Menurut dia, sosialisasi Empat Pilar MPR ini juga sebagai upaya lembaga negara ini dalam mencegah pengaruh-pengaruh ekstrim kanan maupun ekstrim kiri yang dapat merongrong Pancasila yang menjadi pilar ideologis negara Indonesia.

Oleh karena itu, Gandung yang merupakan anggota DPR dari Fraksi Partai Golkar tersebut mengajak semua masyarakat harus berani dalam menyuarakan Pancasila, dan selalu memberikan pemahaman kepada masyarakat agar jangan sampai terkecoh dengan Pancasila picisan.

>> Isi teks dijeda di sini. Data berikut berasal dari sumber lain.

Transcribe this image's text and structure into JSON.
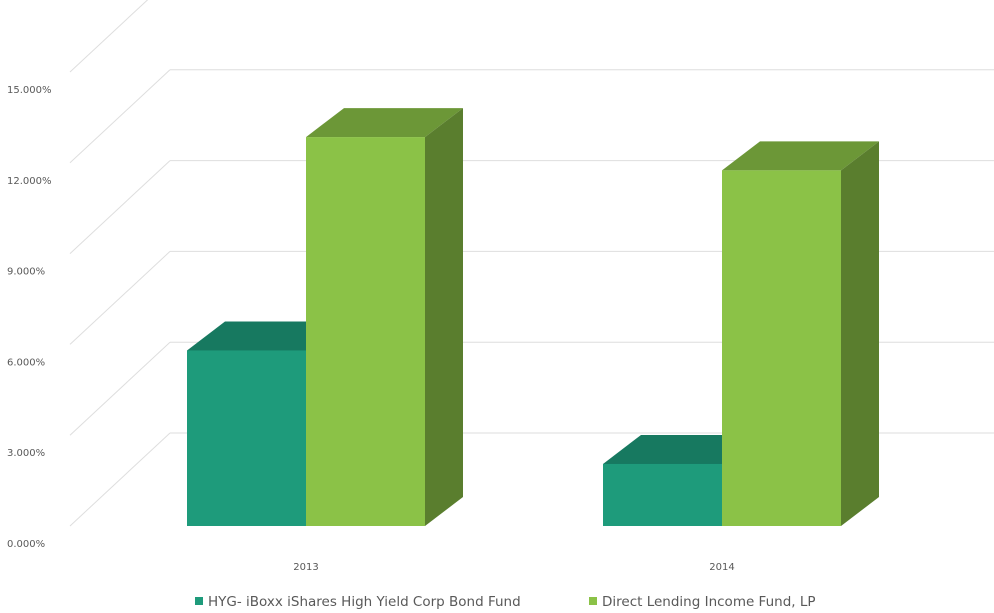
{
  "chart_data": {
    "type": "bar",
    "style": "3d-clustered-column",
    "categories": [
      "2013",
      "2014"
    ],
    "series": [
      {
        "name": "HYG- iBoxx iShares High Yield Corp Bond Fund",
        "values": [
          5.8,
          2.05
        ],
        "color": "#1E9B7B"
      },
      {
        "name": "Direct Lending Income Fund, LP",
        "values": [
          12.85,
          11.75
        ],
        "color": "#8BC247"
      }
    ],
    "y_ticks": [
      "0.000%",
      "3.000%",
      "6.000%",
      "9.000%",
      "12.000%",
      "15.000%"
    ],
    "ylim": [
      0,
      15
    ],
    "grid": true,
    "legend_position": "bottom"
  }
}
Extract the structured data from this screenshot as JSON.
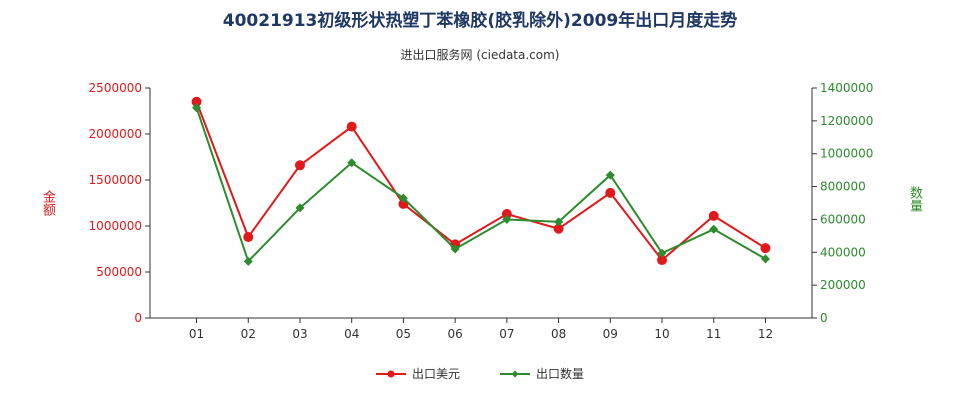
{
  "chart_data": {
    "type": "line",
    "title": "40021913初级形状热塑丁苯橡胶(胶乳除外)2009年出口月度走势",
    "subtitle": "进出口服务网 (ciedata.com)",
    "categories": [
      "01",
      "02",
      "03",
      "04",
      "05",
      "06",
      "07",
      "08",
      "09",
      "10",
      "11",
      "12"
    ],
    "y_left": {
      "label": "金额",
      "range": [
        0,
        2500000
      ],
      "ticks": [
        "0",
        "500000",
        "1000000",
        "1500000",
        "2000000",
        "2500000"
      ]
    },
    "y_right": {
      "label": "数量",
      "range": [
        0,
        1400000
      ],
      "ticks": [
        "0",
        "200000",
        "400000",
        "600000",
        "800000",
        "1000000",
        "1200000",
        "1400000"
      ]
    },
    "series": [
      {
        "name": "出口美元",
        "axis": "left",
        "color": "#e0191b",
        "values": [
          2350000,
          880000,
          1660000,
          2080000,
          1240000,
          800000,
          1130000,
          970000,
          1360000,
          630000,
          1110000,
          760000
        ]
      },
      {
        "name": "出口数量",
        "axis": "right",
        "color": "#2e8b2e",
        "values": [
          1280000,
          345000,
          670000,
          945000,
          730000,
          420000,
          600000,
          585000,
          870000,
          395000,
          540000,
          360000
        ]
      }
    ],
    "grid": false,
    "legend_position": "bottom"
  }
}
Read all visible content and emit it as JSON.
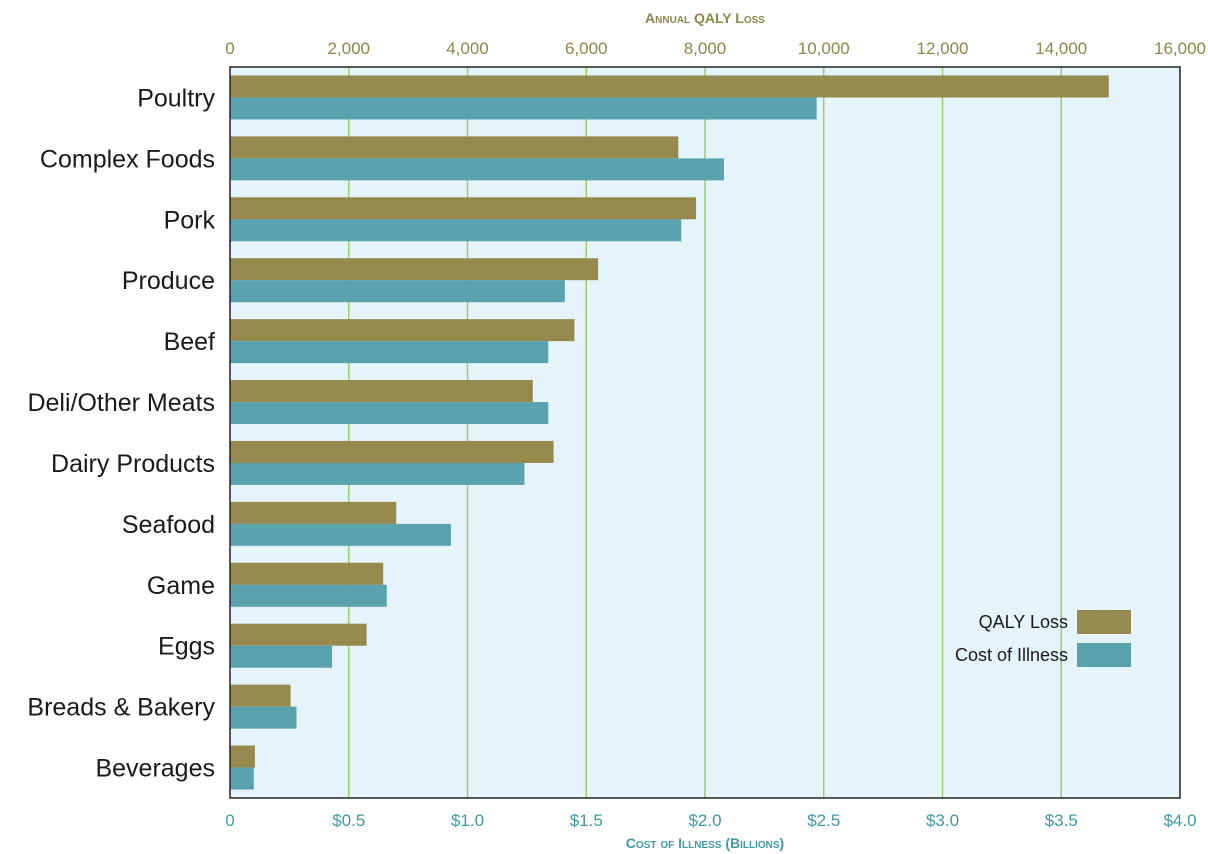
{
  "chart_data": {
    "type": "bar",
    "orientation": "horizontal",
    "categories": [
      "Poultry",
      "Complex Foods",
      "Pork",
      "Produce",
      "Beef",
      "Deli/Other Meats",
      "Dairy Products",
      "Seafood",
      "Game",
      "Eggs",
      "Breads & Bakery",
      "Beverages"
    ],
    "series": [
      {
        "name": "QALY Loss",
        "axis": "top",
        "color": "#96894e",
        "values": [
          14800,
          7550,
          7850,
          6200,
          5800,
          5100,
          5450,
          2800,
          2580,
          2300,
          1020,
          420
        ]
      },
      {
        "name": "Cost of Illness",
        "axis": "bottom",
        "color": "#5aa3ae",
        "values": [
          2.47,
          2.08,
          1.9,
          1.41,
          1.34,
          1.34,
          1.24,
          0.93,
          0.66,
          0.43,
          0.28,
          0.1
        ]
      }
    ],
    "top_axis": {
      "title": "Annual QALY Loss",
      "range": [
        0,
        16000
      ],
      "ticks": [
        0,
        2000,
        4000,
        6000,
        8000,
        10000,
        12000,
        14000,
        16000
      ],
      "tick_labels": [
        "0",
        "2,000",
        "4,000",
        "6,000",
        "8,000",
        "10,000",
        "12,000",
        "14,000",
        "16,000"
      ]
    },
    "bottom_axis": {
      "title": "Cost of Illness (Billions)",
      "range": [
        0,
        4.0
      ],
      "ticks": [
        0,
        0.5,
        1.0,
        1.5,
        2.0,
        2.5,
        3.0,
        3.5,
        4.0
      ],
      "tick_labels": [
        "0",
        "$0.5",
        "$1.0",
        "$1.5",
        "$2.0",
        "$2.5",
        "$3.0",
        "$3.5",
        "$4.0"
      ]
    },
    "legend": {
      "position": "right",
      "entries": [
        "QALY Loss",
        "Cost of Illness"
      ]
    },
    "grid": "vertical",
    "colors": {
      "plot_background": "#e5f4fa",
      "grid": "#9fcb6a",
      "qaly_text": "#8b874a",
      "cost_text": "#3f9aa3"
    }
  }
}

Baca juga: Anggota MPR: Ulama turut andil dalam perumusan Pancasila
Baca juga: MPR dan APEKSI tandatangani "MoU" Sosialisasi Empat Pilar
Baca juga: MPR sosialisasikan Empat Pilar melalui metode Wayang Golek


"Jadi Pancasila picisan itu dia tidak sepenuh hati, dia mempunyai agenda tersembunyi, contoh upaya-upaya mau mencabut TAP MPRS supaya menyelundupkan pasal-pasal dalam HIP (Haluan Ideologi Pancasila) dan upaya-upaya untuk tidak fair dalam mengamalkan Pancasila itu," katanya.

Dia mengatakan, upaya dalam mencegah pengaruh yang dapat merongrong Pancasila ini akan terus dilakukan secara masif di seluruh DIY, dan yang akan selalu ditanamkan adalah pola sikap, pola pikir dan pola tindak, bukan hanya picisan yang seolah mengaku paling Pancasilais.

"Kita harus berani mengatakan itu, terutama di Bantul dan Yogyakarta. Maka saya tidak akan pernah jemu jemu untuk menyosialisasikan ini dan saya tidak akan lelah untuk bisa memberikan pencerahan arti pentingnya Pancasila untuk bangsa dan negara ini," kata Gandung.

Sementara itu, Bupati Bantul Suharsono yang hadir dalam sosialisasi Empat Pilar MPR RI memberikan apresiasi kepada Anggota MPR Gandung Pardiman atas kegiatan tersebut, karena akan semakin mempertebal pemahaman dan memantapkan masyarakat apa itu Pancasila dan pilar kebangsaan lainnya.

"Bahwa Pancasila salah satu dasar negara, harus kita pertahankan dari upaya yang bisa 'mengowah-owah' (mengubah-ubah) Pancasila, sehingga dengan diadakan sosialisasi 4 Pilar MPR RI yaitu Pancasila, UUD, NKRI dan Kebhinekaan Tunggal Ika akan mempertebal pemahaman di masyarakat," katanya.